BBC interviews Nama Jafari on street art in Iran
Nama Jafari is the editor of the online dissident magazine Sepanj, has published a collection of protest poems, and facilitated a number of anti-censor activities in Iran. In 2014 he arrived in Lillehammer City of Refuge after facing several threats and imprisonments in his home country because of his writing.
In June, Jafari was a guest in “Your turn” in BBC Persian together with other street art activists from Iran, Afghanistan, and Iranians living out side of Iran. They talk about their experiences on street art and peoples' and governments’ opinions on street art in Iran.
The interview is in Persian. Below the video follows an English translation of Jafari’s speech.
“The art without protest, is a eunuch art. The art breaks borders and sets the protest on your forehead. Street art is not that old in Iran. However, the huge number of limitations imposed by censorship in Iranian art and culture provide a context for the protests to emerge underground in rock and pop music and Graffiti. Street art owes this protest.

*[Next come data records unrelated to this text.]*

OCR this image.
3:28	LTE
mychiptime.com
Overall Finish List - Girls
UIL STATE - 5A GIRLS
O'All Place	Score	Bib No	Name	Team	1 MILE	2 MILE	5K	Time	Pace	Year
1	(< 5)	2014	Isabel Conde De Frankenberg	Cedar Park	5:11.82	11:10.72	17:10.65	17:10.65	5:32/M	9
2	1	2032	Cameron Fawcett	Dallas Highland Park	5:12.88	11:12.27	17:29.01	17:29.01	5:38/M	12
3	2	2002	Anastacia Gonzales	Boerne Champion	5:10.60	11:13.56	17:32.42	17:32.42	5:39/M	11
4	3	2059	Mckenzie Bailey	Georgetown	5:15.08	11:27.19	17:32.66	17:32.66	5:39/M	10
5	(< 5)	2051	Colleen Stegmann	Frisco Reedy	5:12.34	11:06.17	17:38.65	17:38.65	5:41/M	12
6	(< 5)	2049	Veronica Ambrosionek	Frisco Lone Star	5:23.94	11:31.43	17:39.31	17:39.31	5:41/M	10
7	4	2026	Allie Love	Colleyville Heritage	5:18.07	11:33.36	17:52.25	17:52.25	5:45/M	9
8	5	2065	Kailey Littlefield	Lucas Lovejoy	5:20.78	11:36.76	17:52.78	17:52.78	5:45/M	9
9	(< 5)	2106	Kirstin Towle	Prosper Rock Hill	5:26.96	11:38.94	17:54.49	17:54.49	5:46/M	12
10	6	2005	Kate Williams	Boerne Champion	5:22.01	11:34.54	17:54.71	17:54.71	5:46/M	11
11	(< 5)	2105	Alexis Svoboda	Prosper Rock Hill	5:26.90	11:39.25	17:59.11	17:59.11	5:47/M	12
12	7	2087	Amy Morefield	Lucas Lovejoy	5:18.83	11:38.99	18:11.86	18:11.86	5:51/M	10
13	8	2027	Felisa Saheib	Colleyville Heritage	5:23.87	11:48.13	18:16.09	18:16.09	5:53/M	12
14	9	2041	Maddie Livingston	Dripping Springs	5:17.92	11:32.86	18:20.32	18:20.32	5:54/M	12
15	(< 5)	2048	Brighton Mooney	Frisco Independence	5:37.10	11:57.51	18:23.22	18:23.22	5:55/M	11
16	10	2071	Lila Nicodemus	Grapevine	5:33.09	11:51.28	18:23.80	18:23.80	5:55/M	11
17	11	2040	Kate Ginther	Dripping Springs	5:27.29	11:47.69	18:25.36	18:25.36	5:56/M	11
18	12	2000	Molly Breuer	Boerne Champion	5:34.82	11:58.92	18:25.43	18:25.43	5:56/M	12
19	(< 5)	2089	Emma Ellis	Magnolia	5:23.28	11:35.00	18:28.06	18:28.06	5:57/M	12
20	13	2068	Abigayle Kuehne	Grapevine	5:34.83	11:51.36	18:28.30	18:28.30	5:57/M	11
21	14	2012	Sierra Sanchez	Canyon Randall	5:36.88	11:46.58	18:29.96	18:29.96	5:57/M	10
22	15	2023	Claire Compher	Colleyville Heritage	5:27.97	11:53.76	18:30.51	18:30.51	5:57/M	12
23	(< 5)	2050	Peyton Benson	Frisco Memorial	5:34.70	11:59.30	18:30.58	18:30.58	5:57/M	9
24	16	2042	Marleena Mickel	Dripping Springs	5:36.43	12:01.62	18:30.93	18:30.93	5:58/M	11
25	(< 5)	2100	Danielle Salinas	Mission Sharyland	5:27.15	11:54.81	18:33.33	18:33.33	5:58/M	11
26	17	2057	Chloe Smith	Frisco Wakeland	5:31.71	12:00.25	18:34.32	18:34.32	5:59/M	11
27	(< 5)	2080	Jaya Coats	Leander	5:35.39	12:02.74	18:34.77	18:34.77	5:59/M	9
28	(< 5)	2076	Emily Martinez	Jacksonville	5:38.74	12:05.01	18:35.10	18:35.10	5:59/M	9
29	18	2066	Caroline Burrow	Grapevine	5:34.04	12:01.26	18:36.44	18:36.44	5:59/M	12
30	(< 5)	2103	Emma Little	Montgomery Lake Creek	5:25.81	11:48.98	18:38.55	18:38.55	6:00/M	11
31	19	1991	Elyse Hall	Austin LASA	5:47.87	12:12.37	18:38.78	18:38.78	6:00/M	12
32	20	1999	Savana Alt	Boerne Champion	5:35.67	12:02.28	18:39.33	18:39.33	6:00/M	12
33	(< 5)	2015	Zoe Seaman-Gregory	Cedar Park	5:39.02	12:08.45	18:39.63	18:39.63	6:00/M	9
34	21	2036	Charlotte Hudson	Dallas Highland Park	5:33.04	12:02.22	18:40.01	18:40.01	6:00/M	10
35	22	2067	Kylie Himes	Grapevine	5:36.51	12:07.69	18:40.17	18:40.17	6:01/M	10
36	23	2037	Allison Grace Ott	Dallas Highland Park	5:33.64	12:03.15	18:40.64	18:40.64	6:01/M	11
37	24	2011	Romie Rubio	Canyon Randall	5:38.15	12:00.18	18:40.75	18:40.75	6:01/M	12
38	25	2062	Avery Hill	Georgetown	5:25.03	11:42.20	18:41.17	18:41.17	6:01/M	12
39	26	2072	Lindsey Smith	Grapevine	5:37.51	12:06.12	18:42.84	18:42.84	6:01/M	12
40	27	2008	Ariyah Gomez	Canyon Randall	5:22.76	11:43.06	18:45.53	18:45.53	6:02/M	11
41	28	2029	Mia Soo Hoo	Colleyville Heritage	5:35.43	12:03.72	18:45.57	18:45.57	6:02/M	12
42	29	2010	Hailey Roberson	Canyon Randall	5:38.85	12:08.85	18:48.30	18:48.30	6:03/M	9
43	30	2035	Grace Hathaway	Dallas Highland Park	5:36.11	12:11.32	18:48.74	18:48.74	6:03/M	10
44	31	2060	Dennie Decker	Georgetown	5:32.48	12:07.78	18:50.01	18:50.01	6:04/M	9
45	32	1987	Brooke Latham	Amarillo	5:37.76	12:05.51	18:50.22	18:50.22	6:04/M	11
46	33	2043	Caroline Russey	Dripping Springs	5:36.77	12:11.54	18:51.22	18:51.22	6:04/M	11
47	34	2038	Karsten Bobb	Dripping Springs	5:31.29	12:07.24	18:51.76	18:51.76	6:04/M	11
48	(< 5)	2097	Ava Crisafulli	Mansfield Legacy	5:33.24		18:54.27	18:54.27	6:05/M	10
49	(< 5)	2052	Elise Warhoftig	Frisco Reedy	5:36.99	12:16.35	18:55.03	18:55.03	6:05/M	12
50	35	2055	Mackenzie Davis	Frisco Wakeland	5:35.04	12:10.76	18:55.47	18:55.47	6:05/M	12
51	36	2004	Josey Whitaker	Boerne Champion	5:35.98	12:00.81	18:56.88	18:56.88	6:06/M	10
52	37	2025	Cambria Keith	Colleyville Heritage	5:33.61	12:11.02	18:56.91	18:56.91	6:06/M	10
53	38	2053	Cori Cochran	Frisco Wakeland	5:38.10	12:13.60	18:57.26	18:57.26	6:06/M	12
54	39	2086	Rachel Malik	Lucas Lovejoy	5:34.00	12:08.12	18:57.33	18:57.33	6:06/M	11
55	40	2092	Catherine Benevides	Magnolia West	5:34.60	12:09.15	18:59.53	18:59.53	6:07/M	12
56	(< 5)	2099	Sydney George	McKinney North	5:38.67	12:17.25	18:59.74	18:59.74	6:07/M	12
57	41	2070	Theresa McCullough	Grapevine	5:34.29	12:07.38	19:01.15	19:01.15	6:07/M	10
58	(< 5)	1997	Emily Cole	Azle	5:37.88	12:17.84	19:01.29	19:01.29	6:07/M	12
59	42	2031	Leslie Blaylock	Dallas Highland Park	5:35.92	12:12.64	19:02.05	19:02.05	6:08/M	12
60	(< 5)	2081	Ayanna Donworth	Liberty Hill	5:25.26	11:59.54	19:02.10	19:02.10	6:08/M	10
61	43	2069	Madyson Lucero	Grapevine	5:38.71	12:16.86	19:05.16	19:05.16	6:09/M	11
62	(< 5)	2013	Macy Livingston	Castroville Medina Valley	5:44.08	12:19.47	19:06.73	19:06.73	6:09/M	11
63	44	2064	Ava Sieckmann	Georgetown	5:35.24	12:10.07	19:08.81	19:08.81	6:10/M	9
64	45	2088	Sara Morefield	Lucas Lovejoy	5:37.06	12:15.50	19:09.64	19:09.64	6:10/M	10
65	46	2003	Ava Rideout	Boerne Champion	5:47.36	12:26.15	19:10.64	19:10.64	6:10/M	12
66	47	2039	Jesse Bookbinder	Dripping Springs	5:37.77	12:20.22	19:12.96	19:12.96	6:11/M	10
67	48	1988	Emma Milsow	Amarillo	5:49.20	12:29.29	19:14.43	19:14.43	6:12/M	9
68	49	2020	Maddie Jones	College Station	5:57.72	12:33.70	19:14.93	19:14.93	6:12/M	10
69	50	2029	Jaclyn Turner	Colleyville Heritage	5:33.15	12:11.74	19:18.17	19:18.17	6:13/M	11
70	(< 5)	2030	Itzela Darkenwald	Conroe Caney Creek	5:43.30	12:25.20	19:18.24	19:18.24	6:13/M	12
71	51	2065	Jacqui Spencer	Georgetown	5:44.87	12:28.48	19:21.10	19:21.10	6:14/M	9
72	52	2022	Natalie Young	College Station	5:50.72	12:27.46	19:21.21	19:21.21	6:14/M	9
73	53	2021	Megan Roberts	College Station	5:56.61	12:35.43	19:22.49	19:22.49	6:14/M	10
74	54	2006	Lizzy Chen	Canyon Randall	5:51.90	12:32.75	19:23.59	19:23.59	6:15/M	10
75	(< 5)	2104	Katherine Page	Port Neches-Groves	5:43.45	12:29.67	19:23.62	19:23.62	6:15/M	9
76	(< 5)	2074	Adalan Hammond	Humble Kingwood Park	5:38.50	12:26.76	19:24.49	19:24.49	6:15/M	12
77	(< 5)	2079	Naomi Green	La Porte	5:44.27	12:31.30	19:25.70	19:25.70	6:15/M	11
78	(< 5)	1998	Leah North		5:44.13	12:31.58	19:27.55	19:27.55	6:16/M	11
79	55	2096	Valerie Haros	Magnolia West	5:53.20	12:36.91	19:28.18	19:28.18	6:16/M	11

Graffiti has rapidly evolved in Tehran and other cities in Iran, especially after mass protests following the 10th presidential election in Iran.
The protest art, of which the main symbol is Graffiti, brings life to the soulless walls of the cities of Iran.
The streets of the city witness secretly the art of artists who create pieces of art with alias signatures; “Nafir”, “Ghalam-dar”, “FM”, “Lonely”, “Black hand”, and other names and signatures that are becoming a part of people of the city’s lives.
Wall painting in Iran is divided in two categories: people’s wall painting and the regime’s wall painting. The first category is more representing the daily political views against the regime’s policy or advertisements. The second category serves the ideological advertisements of the regime and shows the regime’s ideological plans. But what is known as street art was changed in the solar 80s. It was not advertising or political anymore but pure street art and was formed after the formation of Persian rap.
No one knows how and when the first Graffiti was formed in Iran, but some artists believe that the first Graffiti group in Iran, Rats, was founded by CK1 and Big Cheese. CK1 and Lonely were of the first to start doing Graffiti actively.
CK1 works on daily matters such as peace and friendship and is one of the first ones who used Iranian scripts as well as poets of Hafez, Rumi, Khayam, etc. in his Graffiti paintings. To continue his education in art, he traveled to Tabriz and Graffiti was formed in Tabriz as well. Later, this art was formed in other cities of Iran such as in Mashhad by Edrak, in Shiraz by AMIN/GRAFF and MAN, in Tabriz by SOT, ICY, and FRZ, in Kashan by R!oter and in Isfahan probably by Seier and so on in 2005-2006. Of other Graffiti artists in Iran Hadak, Nafir, Omgh, Khamosh, DAN, PST, Mad, Black hand, and Tajasom can be mentioned. Most of Graffiti works in Tehran are done in Ekbatan, in a place named the Greenhouse. There have always been conflicts with artists and the municipality and the latter wipes away the paintings from time to time.”
Nama Jafari on BBC Persian, June 2015.